- GP practice
Archived: Minehead Medical Centre Also known as Harley House
Report from 31 January 2024 assessment
Contents
On this page
- Overview
- Kindness, compassion and dignity
- Treating people as individuals
- Independence, choice and control
- Responding to people’s immediate needs
- Workforce wellbeing and enablement
Caring
We rated the practice as requires improvement for providing caring services because: The percentage of respondents to the national GP patient survey who responded positively to the overall experience of their GP practice, was lower when compared to the national average. We observed negative interactions between practice staff and patients as well as medical professionals from other local services.
This service scored 10 (out of 100) for this area. Find out what we look at when we assess this area and How we calculate these scores.
Kindness, compassion and dignity
The practice did not have effective processes to ensure patients were always given appropriate and timely information to cope with their care, treatment or condition. Triage processes meant that patients did not always receive advice from a medical professional. When practice appointments had reached capacity and patients were directed to use alternative local services, this was not always done in consultation with a healthcare professional to ensure they received appropriate information. During inspection we observed that clinicians did not always treat colleagues from other organisations with kindness and respect when they were involved in the care and treatment of registered patients. We saw positive interactions between staff and patients.
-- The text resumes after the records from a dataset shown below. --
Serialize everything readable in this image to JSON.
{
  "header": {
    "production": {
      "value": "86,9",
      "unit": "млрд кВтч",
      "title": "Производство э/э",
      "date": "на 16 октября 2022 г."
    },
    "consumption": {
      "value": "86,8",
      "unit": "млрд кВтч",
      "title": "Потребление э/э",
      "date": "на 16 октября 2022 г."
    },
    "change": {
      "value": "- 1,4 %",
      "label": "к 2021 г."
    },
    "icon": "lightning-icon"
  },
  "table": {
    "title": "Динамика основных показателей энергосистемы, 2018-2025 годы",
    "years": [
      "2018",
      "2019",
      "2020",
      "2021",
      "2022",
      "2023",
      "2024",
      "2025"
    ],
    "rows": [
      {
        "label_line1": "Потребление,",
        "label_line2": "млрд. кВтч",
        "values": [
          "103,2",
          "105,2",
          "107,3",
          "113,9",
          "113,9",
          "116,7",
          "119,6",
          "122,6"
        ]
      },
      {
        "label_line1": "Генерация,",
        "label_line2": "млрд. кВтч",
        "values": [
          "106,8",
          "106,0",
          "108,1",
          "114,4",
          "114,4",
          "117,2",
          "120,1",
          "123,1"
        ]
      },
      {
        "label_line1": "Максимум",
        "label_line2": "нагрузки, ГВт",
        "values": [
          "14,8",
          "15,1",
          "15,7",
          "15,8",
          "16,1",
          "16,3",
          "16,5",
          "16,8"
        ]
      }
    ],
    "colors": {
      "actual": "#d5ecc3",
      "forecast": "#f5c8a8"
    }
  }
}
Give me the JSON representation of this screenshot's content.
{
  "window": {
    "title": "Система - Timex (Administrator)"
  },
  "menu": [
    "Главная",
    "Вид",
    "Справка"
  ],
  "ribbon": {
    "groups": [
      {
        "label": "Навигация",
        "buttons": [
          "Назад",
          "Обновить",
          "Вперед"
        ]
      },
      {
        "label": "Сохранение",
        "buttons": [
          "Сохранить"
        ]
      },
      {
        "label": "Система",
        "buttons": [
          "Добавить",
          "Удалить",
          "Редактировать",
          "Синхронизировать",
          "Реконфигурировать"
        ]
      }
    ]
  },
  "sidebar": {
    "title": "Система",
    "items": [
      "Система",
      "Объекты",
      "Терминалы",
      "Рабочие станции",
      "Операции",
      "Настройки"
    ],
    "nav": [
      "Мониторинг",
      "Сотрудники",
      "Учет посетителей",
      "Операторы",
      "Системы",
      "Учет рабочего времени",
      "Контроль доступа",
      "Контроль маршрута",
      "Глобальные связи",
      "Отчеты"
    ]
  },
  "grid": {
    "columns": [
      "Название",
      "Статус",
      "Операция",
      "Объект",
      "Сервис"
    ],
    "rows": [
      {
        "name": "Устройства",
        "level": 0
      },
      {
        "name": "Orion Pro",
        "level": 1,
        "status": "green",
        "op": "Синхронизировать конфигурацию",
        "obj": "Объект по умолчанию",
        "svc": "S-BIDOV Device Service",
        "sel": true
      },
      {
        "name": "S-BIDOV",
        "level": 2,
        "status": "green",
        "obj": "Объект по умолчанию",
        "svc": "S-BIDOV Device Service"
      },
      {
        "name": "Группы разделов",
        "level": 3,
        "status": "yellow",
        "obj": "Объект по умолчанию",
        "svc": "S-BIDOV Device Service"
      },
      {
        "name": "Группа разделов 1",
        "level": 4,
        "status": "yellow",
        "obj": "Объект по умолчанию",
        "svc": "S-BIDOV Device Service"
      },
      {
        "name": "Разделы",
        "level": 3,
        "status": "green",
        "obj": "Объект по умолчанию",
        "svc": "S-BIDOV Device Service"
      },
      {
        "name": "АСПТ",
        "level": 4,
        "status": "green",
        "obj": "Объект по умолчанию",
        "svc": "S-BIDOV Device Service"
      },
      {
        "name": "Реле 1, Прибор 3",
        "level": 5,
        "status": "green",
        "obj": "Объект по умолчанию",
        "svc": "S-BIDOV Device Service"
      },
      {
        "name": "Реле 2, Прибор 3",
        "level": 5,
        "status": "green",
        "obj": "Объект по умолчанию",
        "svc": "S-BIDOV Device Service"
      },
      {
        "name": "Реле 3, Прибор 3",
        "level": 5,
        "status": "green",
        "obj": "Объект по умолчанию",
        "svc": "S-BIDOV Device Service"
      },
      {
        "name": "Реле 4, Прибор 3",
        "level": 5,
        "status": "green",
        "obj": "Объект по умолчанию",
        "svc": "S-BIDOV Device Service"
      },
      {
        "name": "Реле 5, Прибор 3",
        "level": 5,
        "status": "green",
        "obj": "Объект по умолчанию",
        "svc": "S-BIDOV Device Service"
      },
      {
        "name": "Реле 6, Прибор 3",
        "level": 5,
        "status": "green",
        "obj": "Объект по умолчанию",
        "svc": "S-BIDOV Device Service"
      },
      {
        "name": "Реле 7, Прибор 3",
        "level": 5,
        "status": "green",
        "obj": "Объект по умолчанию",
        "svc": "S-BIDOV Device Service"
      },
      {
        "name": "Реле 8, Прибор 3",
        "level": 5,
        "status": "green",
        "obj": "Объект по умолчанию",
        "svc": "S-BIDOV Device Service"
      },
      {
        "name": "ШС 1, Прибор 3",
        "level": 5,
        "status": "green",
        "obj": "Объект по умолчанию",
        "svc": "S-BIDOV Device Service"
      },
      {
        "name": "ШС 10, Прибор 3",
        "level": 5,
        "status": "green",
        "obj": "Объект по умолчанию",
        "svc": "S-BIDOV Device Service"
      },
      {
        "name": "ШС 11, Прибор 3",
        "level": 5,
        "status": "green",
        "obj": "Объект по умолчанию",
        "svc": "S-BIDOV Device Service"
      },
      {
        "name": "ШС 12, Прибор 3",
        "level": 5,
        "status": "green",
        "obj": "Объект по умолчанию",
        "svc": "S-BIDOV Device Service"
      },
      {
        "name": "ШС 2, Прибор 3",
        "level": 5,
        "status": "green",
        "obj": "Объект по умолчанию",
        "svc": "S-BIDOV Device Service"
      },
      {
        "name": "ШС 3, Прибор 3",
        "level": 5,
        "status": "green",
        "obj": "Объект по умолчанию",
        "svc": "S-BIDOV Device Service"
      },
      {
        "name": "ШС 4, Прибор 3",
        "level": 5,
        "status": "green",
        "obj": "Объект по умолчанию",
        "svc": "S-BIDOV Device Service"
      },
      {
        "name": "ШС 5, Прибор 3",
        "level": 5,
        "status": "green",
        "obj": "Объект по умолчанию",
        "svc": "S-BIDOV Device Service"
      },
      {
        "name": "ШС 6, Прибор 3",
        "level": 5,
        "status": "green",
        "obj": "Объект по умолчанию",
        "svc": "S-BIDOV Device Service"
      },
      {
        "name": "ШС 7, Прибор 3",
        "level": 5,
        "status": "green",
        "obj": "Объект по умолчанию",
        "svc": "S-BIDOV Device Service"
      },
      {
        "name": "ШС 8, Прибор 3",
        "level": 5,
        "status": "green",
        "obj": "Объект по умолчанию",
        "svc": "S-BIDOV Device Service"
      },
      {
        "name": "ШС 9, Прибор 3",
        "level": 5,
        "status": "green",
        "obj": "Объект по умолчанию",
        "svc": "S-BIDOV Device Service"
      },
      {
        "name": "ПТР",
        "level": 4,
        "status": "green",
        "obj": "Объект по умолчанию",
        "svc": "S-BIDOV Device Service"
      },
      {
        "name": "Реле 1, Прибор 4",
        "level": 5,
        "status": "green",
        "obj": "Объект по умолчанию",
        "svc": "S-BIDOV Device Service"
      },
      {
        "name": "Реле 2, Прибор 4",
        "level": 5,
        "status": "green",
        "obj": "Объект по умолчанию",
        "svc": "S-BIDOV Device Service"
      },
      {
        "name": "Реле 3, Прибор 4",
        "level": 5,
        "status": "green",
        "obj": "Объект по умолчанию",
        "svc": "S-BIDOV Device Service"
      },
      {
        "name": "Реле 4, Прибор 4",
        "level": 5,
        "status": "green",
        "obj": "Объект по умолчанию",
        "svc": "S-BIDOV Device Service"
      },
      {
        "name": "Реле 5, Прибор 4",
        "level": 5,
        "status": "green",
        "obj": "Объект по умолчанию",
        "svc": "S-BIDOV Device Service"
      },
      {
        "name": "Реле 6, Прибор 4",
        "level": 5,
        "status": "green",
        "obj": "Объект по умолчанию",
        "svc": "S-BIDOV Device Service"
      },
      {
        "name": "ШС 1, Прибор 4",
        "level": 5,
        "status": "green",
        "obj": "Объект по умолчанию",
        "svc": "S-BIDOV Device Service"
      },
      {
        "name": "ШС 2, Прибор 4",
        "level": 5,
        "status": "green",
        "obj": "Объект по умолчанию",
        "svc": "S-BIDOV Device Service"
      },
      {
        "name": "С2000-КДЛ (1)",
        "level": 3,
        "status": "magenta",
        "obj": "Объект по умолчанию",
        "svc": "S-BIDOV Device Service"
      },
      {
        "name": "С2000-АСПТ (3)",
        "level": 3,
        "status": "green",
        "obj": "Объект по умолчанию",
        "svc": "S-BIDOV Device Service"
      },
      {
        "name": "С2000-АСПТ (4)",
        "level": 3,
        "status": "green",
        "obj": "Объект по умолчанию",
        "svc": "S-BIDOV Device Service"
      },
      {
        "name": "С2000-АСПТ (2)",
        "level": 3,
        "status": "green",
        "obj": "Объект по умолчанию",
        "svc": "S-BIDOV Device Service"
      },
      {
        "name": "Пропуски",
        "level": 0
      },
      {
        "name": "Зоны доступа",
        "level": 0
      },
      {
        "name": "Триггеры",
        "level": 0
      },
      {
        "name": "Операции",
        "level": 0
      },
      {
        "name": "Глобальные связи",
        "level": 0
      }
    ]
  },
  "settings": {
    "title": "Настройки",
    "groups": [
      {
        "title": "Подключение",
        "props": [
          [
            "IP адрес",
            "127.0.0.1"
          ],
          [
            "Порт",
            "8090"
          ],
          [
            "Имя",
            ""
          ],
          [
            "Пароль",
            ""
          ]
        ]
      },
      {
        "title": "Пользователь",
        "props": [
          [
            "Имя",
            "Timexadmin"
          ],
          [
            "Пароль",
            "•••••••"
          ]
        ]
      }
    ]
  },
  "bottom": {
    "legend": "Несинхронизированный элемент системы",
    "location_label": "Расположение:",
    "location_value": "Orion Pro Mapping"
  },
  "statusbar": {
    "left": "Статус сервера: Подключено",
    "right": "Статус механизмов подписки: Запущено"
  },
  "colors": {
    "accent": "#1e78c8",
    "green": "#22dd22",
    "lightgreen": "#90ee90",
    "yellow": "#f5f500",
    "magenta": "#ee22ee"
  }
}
Treating people as individuals
The practice was able to register patients with no fixed residence. Staff told us a social prescriber employed by the primary care network, worked from the practice one day a week and was able to direct patients to local support networks as necessary.
Independence, choice and control
We did not look at Independence, choice and control during this assessment. The score for this quality statement is based on the previous rating for Caring.
Responding to people’s immediate needs
The percentage of respondents to the GP patient survey who responded positively to the overall experience of their GP practice was 50% compared to the national average of 71%.
Due to the backlog in documents and patient notes summarising and the challenges with appointment availability, staff and leaders were unable to give assurances that they would be able to consistently respond to patients' immediate needs.
Workforce wellbeing and enablement
The practice did not operate necessary processes to ensure staff received appropriate support to conduct their role. Staff we spoke with told us staffing resources were often redirected from necessary administrative tasks such as clinical document workflow, to alleviate staffing shortages in other areas such as reception. This meant there wasn't the necessary resource available to address practice backlogs. At the time of inspection, an action plan had not been identified to address staffing shortages.